Görüntülediğiniz mahkeme kararı kesinleşmiş bir karardır.

T.C.
İSTANBUL
11. ASLİYE TİCARET MAHKEMESİ
ESAS NO : 2017/613 Esas
KARAR NO : 2019/70
DAVA : Tazminat
DAVA TARİHİ: 10/10/2014
KARAR TARİHİ: 05/02/2019
Davacı vekili tarafından mahkememizde açılan Tazminat davasının yapılan açık yargılaması sonunda,
GEREĞİ DÜŞÜNÜLDÜ:
Davacılar vekili dava dilekçesinde; 12/09/2009 tarihinde…’nun sevk ve idaresindeki …plakalı aracı ile… Köyünden … ilçesine seyir halinde iken yağmur nedeniyle aracın sileceklerini çalıştırmak isterken direksiyon hakimiyetini kaybederek tarlaya girdiğini ve meydana gelen kazada sürücü yaralı olarak kaldırıldığı hastanede vefat ettiğini, müvekkillerinin ölen…’nun desteğinden yoksun kaldıklarını beyanla fazlaya ilişkin dava ve talep hakları saklı kalmak üzere şimdilik kaza tarihinden itibaren işleyecek reeskont faiziyle birlikte müteveffanın eşi davacı … için 1.500 TL, çocuğu … için 1.500 TL olmak üzere toplam 3.000 TL destekten yoksun kalma tazminatın davalıdan tahsil edilerek müvekkillerine verilmesine karar verilmesini talep ve dava etmiştir.
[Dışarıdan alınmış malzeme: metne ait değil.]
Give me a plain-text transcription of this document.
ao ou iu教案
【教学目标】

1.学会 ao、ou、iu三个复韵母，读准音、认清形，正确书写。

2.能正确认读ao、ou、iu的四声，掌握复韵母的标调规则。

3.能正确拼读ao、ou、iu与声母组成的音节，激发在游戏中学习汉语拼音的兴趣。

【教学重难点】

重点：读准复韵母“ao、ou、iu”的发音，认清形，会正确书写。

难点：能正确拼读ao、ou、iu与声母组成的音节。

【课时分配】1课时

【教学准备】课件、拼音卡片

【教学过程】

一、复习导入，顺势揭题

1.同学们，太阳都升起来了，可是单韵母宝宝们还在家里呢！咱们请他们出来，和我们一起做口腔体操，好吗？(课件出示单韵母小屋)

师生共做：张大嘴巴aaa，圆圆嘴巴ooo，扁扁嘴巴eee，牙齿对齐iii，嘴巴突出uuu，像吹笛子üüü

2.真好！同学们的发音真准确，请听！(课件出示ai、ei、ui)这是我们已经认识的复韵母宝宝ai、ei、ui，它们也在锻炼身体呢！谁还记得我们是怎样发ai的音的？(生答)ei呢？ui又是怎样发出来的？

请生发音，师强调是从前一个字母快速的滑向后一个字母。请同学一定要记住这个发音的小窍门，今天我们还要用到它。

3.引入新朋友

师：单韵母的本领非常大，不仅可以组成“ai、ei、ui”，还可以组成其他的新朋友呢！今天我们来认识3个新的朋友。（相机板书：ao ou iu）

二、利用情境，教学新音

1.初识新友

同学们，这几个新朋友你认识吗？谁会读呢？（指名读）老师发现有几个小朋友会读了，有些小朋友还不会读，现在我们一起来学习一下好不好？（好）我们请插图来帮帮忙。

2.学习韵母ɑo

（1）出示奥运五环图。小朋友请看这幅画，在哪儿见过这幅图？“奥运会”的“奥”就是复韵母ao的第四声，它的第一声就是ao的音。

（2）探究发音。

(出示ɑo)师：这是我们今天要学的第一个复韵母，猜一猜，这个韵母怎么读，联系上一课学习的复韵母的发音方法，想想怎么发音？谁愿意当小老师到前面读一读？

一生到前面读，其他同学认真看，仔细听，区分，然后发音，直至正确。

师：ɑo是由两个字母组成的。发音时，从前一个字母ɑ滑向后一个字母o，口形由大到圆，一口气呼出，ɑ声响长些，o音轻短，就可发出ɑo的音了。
Davalı vekili cevap dilekçesinde; 2918 sayılı Karayollları Trafik Kanunu 109.md uyarınca iki yıllık zamanaşımı süresinde açılmayan davanın reddi gerektiğini, davanın, müteveffanın sürücüsü olduğu aracın maliki/işleteni, …’a ihbar edilmesini, alacaklı ve borçlu sıfatı birleştiğinden davalının sorumluluğunun bulunmadığını, olayda %100 sürücü kusuru varlığı söz konusu olduğunu, kazada ölen sürücünün ehliyetinin bulunmadığını, müvekkilinin temerrüdünün söz konusu olmadığını beyanla davanın reddine karar verilmesini talep etmiştir.
Mahkememizce taraf delilleri toplanmış, 5237 sayılı TCY’nin 66.maddesine göre zamanaşımı olmadığından buna yönelik itirazın reddine karar verilmiş, iddia, savunma, toplanan deliller üzerinde uzman bilirkişi marifetiyle bilirkişi incelemesi yaptırılmış, bu yönden sunulan 07/01/2016 tarihli bilirkişi raporu incelenmiş, mahkememizce, 10/03/2016 tarihinde … E. … K. Sayılı karar ile; iddia, savunma, toplanan deliller ve bilirkişi raporu kapsamı birlikte değerlendirilerek, davacıların 2918 sayılı KTK’nun 92/b maddesinden yararlanmak ve bu maddeye dayanarak tazminat almak üzere iş bu davayı açtıkları anlaşıldığından, davacıların, ZMSS (trafik sigortası) yaptırmaksızın trafiğe çıkan …plakalı aracın sürücüsü…’nun desteğinden yoksun kalan hak sahipleri olmalarının yanı sıra, aynı zamanda ölenin mirasçısı konumunda olduklarından, …yönetmeliğinin 16/a maddesine göre sigortasız araçtan dolayı zarar görenlere tazminat ödeyen …nın, geçerli sigortası bulunmayan aracı trafiğe çıkaran ve böyle bir aracı trafikte kullanan kişilere rücu edilerek zarar görenlere ödediği tazminatı isteme hakkı bulunduğundan, destekten yoksunluk, ölenden intikal etmeyen, yoksun kalanların kişiliklerinde oluşan bağımsız bir hak ise de, davacılar aynı zamanda mirasçı konumunda olduklarından murislerinin sigortasız araç kullanmasından dolayı hem alacaklı (2918 sayılı KTK’nun madde 92/b) ve hem de borçlu (5684 sayılı Kanunun 14/b maddesi ile …yönetmeliği 16/a maddesinin göndermesi ile TBK madde 135) konumunda olduklarından, TBK’nun 135.maddesine göre alacaklı ve borçlu sıfatlarının aynı kişide birleşmesiyle borç sona ereceğinden dolayı, davanın reddine karar verilmiş, hükmün davacılar vekili tarafından temyizi üzerine, Yargıtay … Hukuk Dairesi’nin… E. … K. Sayılı 09/02/2017 tarihli kararı ile; “…Dava, trafik kazasından kaynaklanan destekten yoksun kalmaya dayalı tazminat istemine ilişkindir.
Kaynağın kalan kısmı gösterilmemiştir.